Benjamin Mkapa appelé à la rescousse dans la médiation qui s’enlise au Burundi
Diplomatie

PANA, 03 mars 2016

Un ancien président tanzanien désigné pour booster la médiation dans la crise burundaise

 Bujumbura, Burundi - L’ancien président tanzanien, Benjamin Mkapa (photo, à g), a été désigné par le 17ème sommet extraordinaire des chefs d’Etat et de gouvernement de la Communauté de l’Afrique de Est/East african community (Cae/Eac) pour épauler le président ougandais, Yoweri Museveni (photo, à d), dont la médiation ne faisait que s’enliser depuis bientôt une année de grave crise de légitimité politique au Burundi, apprend-on du communiqué final de la rencontre de mercredi à Arusha, en Tanzanie.

Benjamin William Mkapa, né en 1938, a été le président de la République unie de Tanzanie, voisine du Burundi, de 1995 à 2005.

C’est sous son mandat à la tête de la Tanzanie qu’a été négocié, puis signé l’accord inter burundais d’août 2000, à Arusha, sur la paix et la réconciliation nationale ayant mis fin à une guerre civile lourde de plus de 300.000 tués.

Les anciens présidents sud-africain, Nelson Mandela, et tanzanien, Mwalimu Julius Nyerere, avaient pesé de tous leurs poids et prestiges pour arracher l’Accord d’Arusha aux acteurs politiques burundais d’alors.

Le gros du million de réfugiés burundais de cette même guerre a échoué sur le sol de la Tanzanie qui héberge à nouveau plus de 120.000 réfugiés de la nouvelle crise au Burundi.

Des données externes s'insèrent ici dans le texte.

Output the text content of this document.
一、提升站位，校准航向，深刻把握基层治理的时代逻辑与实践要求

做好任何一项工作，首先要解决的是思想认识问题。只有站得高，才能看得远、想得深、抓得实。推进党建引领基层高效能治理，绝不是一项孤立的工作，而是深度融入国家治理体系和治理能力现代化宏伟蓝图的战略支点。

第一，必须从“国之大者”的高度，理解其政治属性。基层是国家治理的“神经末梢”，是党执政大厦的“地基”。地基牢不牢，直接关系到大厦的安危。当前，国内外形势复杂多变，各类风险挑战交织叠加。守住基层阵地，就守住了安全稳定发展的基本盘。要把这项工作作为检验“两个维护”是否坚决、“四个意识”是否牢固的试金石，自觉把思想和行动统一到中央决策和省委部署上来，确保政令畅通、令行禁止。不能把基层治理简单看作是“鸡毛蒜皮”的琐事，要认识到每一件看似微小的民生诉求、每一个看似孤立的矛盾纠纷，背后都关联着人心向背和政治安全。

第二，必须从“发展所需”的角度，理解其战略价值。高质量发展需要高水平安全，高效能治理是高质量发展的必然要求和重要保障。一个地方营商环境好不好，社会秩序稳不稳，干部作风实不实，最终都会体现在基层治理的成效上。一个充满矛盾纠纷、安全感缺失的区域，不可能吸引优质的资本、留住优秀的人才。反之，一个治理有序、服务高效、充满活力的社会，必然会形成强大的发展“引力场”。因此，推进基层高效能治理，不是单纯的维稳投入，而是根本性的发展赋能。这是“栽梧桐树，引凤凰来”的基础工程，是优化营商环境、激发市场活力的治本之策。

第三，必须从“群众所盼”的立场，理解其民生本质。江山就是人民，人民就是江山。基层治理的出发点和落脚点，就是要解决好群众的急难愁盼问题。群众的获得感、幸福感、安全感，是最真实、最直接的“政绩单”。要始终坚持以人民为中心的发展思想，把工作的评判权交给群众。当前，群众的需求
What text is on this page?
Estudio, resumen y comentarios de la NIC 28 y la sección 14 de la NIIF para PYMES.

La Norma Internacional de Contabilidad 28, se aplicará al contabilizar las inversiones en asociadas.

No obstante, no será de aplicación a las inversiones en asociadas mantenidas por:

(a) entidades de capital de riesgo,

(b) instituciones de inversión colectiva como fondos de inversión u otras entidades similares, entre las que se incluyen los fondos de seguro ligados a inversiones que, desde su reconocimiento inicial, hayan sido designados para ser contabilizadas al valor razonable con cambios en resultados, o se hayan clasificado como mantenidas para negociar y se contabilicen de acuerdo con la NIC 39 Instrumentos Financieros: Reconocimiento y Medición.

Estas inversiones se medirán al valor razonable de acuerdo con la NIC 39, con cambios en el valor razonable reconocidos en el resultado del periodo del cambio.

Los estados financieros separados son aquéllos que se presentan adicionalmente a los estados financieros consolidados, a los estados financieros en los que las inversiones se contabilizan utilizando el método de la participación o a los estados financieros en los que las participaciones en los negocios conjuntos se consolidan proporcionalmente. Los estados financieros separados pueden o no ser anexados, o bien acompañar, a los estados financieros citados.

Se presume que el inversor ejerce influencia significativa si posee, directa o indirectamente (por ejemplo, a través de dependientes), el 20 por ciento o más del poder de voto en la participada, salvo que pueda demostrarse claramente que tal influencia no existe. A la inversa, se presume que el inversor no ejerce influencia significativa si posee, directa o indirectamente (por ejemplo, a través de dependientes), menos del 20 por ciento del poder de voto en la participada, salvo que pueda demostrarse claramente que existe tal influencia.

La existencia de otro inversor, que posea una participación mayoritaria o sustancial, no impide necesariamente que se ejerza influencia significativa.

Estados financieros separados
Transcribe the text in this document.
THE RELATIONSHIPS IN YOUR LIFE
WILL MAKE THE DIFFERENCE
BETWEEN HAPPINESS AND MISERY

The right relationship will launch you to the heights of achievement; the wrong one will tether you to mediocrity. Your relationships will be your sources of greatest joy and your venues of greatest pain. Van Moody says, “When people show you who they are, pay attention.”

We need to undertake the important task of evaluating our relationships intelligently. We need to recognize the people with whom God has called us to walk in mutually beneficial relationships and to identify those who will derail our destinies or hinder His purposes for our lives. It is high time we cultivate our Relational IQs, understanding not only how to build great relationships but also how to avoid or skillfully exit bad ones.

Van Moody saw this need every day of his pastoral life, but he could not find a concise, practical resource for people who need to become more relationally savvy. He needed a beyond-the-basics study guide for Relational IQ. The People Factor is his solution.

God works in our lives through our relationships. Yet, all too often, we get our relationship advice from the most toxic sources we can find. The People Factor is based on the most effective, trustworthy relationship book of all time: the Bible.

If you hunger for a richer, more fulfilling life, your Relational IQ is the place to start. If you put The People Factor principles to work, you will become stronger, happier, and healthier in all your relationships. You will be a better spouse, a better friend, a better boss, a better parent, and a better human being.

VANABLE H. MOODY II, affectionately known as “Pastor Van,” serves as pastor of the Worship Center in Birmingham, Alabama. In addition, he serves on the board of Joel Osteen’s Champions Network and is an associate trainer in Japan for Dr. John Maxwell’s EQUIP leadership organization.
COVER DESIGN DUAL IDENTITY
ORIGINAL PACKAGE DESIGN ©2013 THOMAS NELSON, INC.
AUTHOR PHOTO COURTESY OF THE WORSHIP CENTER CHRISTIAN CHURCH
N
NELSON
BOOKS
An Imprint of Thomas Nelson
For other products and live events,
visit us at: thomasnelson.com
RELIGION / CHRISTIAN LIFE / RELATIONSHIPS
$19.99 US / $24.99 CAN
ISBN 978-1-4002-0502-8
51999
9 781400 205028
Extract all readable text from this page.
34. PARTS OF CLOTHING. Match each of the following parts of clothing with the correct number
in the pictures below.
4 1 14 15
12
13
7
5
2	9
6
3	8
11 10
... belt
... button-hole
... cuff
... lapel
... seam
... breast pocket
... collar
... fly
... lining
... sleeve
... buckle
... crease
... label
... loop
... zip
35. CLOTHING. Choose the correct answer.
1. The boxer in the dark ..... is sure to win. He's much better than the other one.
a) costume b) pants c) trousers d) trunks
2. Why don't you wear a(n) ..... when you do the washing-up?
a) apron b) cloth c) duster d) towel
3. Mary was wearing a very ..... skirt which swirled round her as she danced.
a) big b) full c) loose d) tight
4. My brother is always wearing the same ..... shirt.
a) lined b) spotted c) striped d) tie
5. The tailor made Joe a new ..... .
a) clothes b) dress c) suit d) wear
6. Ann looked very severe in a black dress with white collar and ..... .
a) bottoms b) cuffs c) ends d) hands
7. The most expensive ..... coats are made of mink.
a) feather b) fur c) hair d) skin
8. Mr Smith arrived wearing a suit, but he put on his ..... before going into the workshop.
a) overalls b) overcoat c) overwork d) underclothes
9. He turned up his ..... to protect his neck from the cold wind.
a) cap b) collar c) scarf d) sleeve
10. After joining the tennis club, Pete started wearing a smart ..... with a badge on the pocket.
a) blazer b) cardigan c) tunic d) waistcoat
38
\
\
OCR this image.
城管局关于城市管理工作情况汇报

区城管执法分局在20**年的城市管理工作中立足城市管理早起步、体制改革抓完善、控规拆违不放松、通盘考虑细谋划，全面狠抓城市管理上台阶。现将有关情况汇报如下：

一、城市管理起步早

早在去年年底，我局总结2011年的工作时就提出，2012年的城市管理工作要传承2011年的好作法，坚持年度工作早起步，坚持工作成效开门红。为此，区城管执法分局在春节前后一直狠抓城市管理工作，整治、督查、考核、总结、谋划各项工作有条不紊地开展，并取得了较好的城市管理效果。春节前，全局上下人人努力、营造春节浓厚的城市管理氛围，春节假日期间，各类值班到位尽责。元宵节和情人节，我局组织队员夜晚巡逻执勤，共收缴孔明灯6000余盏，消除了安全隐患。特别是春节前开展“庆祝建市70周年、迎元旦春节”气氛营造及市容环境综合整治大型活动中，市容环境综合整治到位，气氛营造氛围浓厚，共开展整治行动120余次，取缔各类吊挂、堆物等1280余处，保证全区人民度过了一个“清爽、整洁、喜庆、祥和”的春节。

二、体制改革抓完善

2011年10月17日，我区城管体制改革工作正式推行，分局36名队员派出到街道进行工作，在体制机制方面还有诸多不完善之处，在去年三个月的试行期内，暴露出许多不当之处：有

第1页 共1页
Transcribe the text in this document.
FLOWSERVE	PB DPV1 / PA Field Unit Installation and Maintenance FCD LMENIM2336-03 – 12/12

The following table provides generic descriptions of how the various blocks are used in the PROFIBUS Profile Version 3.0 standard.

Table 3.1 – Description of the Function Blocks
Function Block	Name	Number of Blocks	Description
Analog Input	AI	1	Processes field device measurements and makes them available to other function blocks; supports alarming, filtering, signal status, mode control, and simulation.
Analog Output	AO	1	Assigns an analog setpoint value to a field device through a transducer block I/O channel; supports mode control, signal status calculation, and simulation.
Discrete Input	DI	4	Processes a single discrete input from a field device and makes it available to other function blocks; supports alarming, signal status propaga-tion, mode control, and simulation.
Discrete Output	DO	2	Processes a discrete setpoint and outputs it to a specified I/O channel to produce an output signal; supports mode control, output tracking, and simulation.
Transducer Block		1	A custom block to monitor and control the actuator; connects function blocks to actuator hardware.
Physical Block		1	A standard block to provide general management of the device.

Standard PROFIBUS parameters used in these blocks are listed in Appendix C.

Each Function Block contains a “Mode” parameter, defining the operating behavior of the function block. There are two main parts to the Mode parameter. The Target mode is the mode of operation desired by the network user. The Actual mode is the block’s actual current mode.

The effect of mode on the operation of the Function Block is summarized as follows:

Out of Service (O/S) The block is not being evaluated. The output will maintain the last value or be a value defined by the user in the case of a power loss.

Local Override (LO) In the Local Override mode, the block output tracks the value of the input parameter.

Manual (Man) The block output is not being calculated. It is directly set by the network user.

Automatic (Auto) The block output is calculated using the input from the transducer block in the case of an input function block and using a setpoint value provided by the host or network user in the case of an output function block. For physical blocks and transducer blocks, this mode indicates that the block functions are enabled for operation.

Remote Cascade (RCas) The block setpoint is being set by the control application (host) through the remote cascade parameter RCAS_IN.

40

Un crash militaire annoncé entre le Rwanda et l’Ouganda voisins a été encore évité de justesse, en 2000, grâce aux bons offices de l’homme d’Etat tanzanien.

La nouvelle crise politique au Burundi était partie, fin avril dernier, d’un conflit électoral centré sur un troisième mandat du Président Nkurunziza à la tête du pays, jugé contraire à la constitution et l’Accord d’Arusha, dans les milieux de l’opposition, des organisations de la société civile et jusque dans le camp du pouvoir.

Les Nations unies estiment à au moins 400 tués et autour de 250.000 autres réfugiés burundais depuis le début de la crise.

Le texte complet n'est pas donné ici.